Jesus blessed the meal, and then gave it to the disciples to distribute. The people being fed received food from the hands of the disciples. To me, at least, it seems clear that Jesus wanted to emphasize that while he was the feeder, the provider of food, the bread of life, it is the disciples who brought the bread TO the people. God moved the disciples, and the disciples moved the people. God was active through all of this, he just chose to have other people do the “heavy lifting.”
Many of you, in thinking about this may already be making a connection to the phrase that the ELCA included in their logo and branding a few years ago… “God’s Work.
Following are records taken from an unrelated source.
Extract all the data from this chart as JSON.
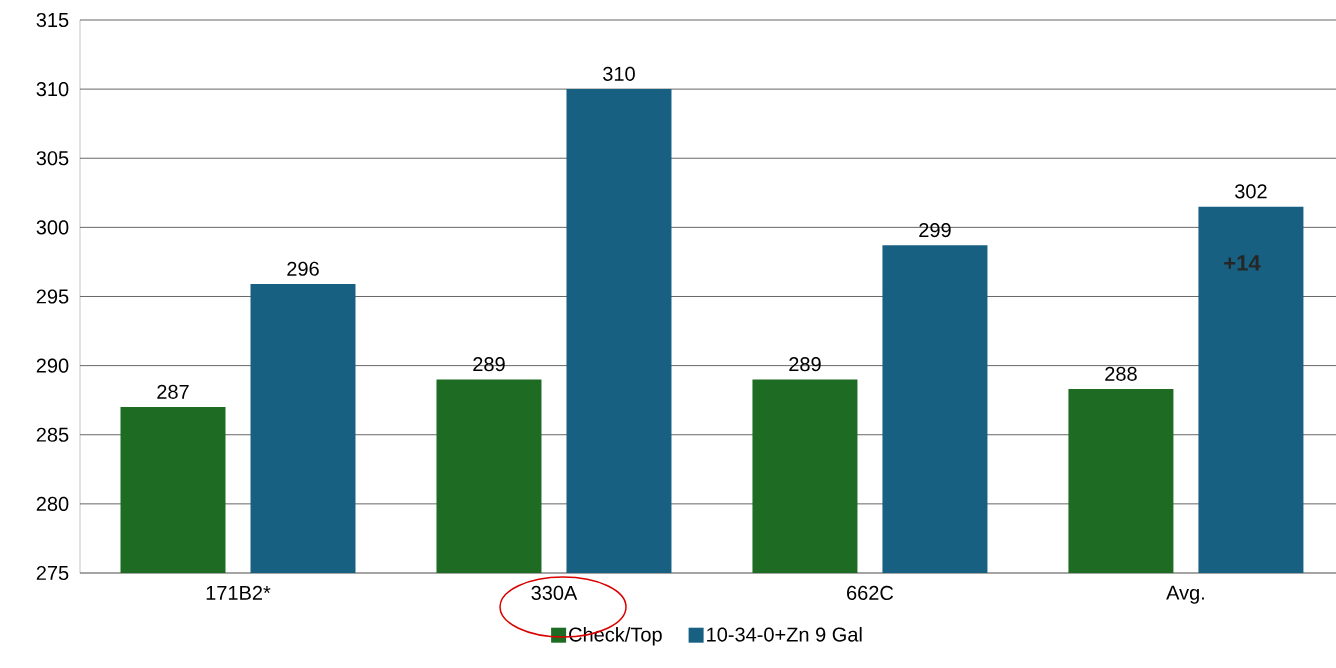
{
  "chart_data": {
    "type": "bar",
    "categories": [
      "171B2*",
      "330A",
      "662C",
      "Avg."
    ],
    "series": [
      {
        "name": "Check/Top",
        "color": "#1e6b23",
        "values": [
          287,
          289,
          289,
          288.3
        ],
        "value_labels": [
          "287",
          "289",
          "289",
          "288"
        ]
      },
      {
        "name": "10-34-0+Zn 9 Gal",
        "color": "#176082",
        "values": [
          295.9,
          310,
          298.7,
          301.5
        ],
        "value_labels": [
          "296",
          "310",
          "299",
          "302"
        ]
      }
    ],
    "ylim": [
      275,
      315
    ],
    "yticks": [
      275,
      280,
      285,
      290,
      295,
      300,
      305,
      310,
      315
    ],
    "grid": "y",
    "legend": "bottom",
    "annotations": [
      "+14"
    ]
  }
}
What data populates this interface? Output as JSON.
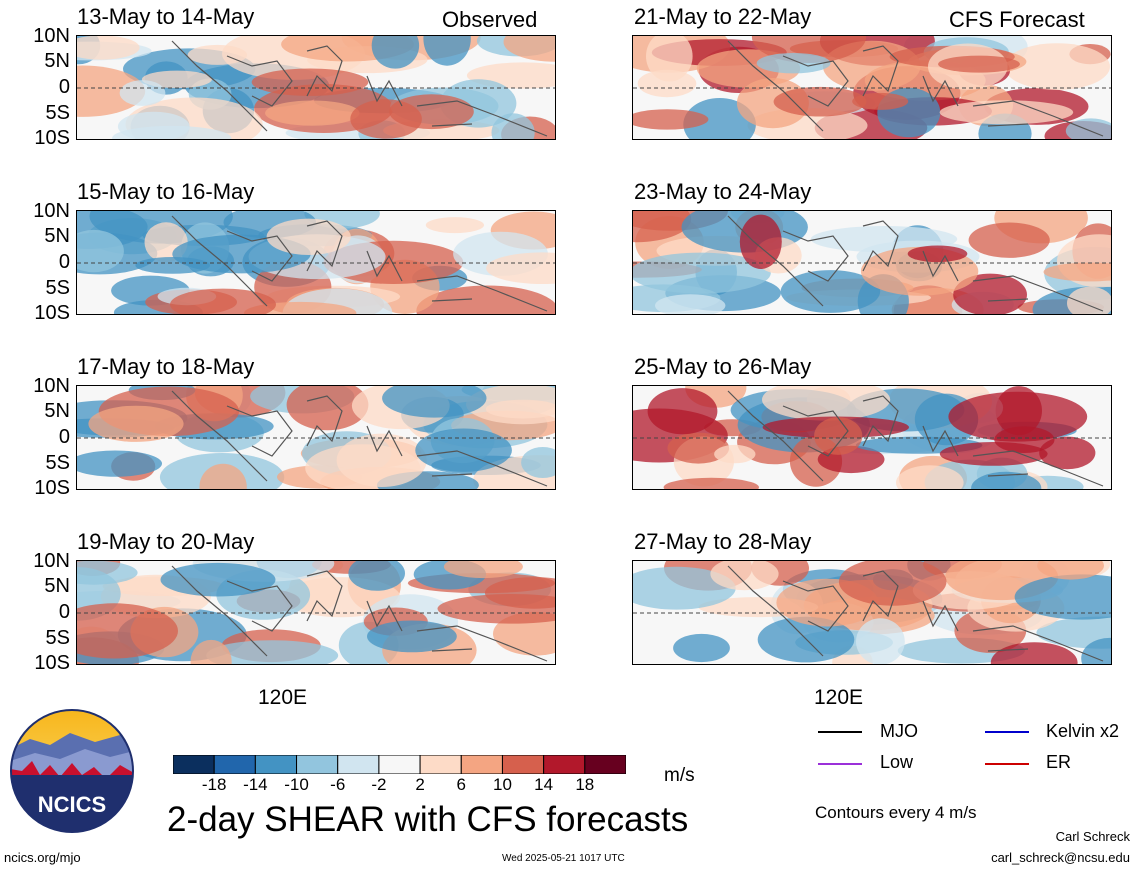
{
  "observed_label": "Observed",
  "forecast_label": "CFS Forecast",
  "y_ticks": [
    "10N",
    "5N",
    "0",
    "5S",
    "10S"
  ],
  "x_tick": "120E",
  "chart_data": {
    "type": "heatmap",
    "variable": "2-day SHEAR",
    "unit": "m/s",
    "panels": [
      {
        "title": "13-May to 14-May",
        "kind": "Observed"
      },
      {
        "title": "15-May to 16-May",
        "kind": "Observed"
      },
      {
        "title": "17-May to 18-May",
        "kind": "Observed"
      },
      {
        "title": "19-May to 20-May",
        "kind": "Observed"
      },
      {
        "title": "21-May to 22-May",
        "kind": "CFS Forecast"
      },
      {
        "title": "23-May to 24-May",
        "kind": "CFS Forecast"
      },
      {
        "title": "25-May to 26-May",
        "kind": "CFS Forecast"
      },
      {
        "title": "27-May to 28-May",
        "kind": "CFS Forecast"
      }
    ],
    "colorbar": {
      "labels": [
        "-18",
        "-14",
        "-10",
        "-6",
        "-2",
        "2",
        "6",
        "10",
        "14",
        "18"
      ],
      "colors": [
        "#0b2f5e",
        "#2166ac",
        "#4393c3",
        "#92c5de",
        "#d1e5f0",
        "#f7f7f7",
        "#fddbc7",
        "#f4a582",
        "#d6604d",
        "#b2182b",
        "#67001f"
      ]
    }
  },
  "legend": {
    "items": [
      {
        "label": "MJO",
        "color": "#000000"
      },
      {
        "label": "Kelvin x2",
        "color": "#0000cc"
      },
      {
        "label": "Low",
        "color": "#9b30d9"
      },
      {
        "label": "ER",
        "color": "#cc0000"
      }
    ],
    "note": "Contours every 4 m/s"
  },
  "footer": {
    "title": "2-day SHEAR with CFS forecasts",
    "logo_text": "NCICS",
    "url": "ncics.org/mjo",
    "timestamp": "Wed 2025-05-21 1017 UTC",
    "author": "Carl Schreck",
    "email": "carl_schreck@ncsu.edu"
  }
}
Our Hands.”
If you think about it, you’ll recognize that this statement, while fairly new to us as a brand, is a concept that can be traced back to 1st Peter, chapter 2, verse 9, where Peter tells us that we are a chosen people of God called to lead others out of the darkness. Our good friend Martin Luther expounded on the idea explaining that ALL those who are baptized are in fact priests.
All of us are called to do God’s work, and we do it with our own hands. We don’t have to be Pastors, or to feed 5,000 hungry men. We do God’s work every day, as doctors, lawyers, teachers, business people, students, even garbage men.
Regardless of whether you believe this story of Jesus feeding the five thousand to be a miracle of divine intervention or one of human generosity, the theme that presents itself is the same:
If we give what we can, allowing ourselves to be an instrument for God’s work, God can and WILL do miraculous things with what we give. As an individual, we may think our power to impact the world through our gifts is little, but through God, all things are possible. We can give the bread of life to the world. We can help all people to be satisfied. And we can have leftovers.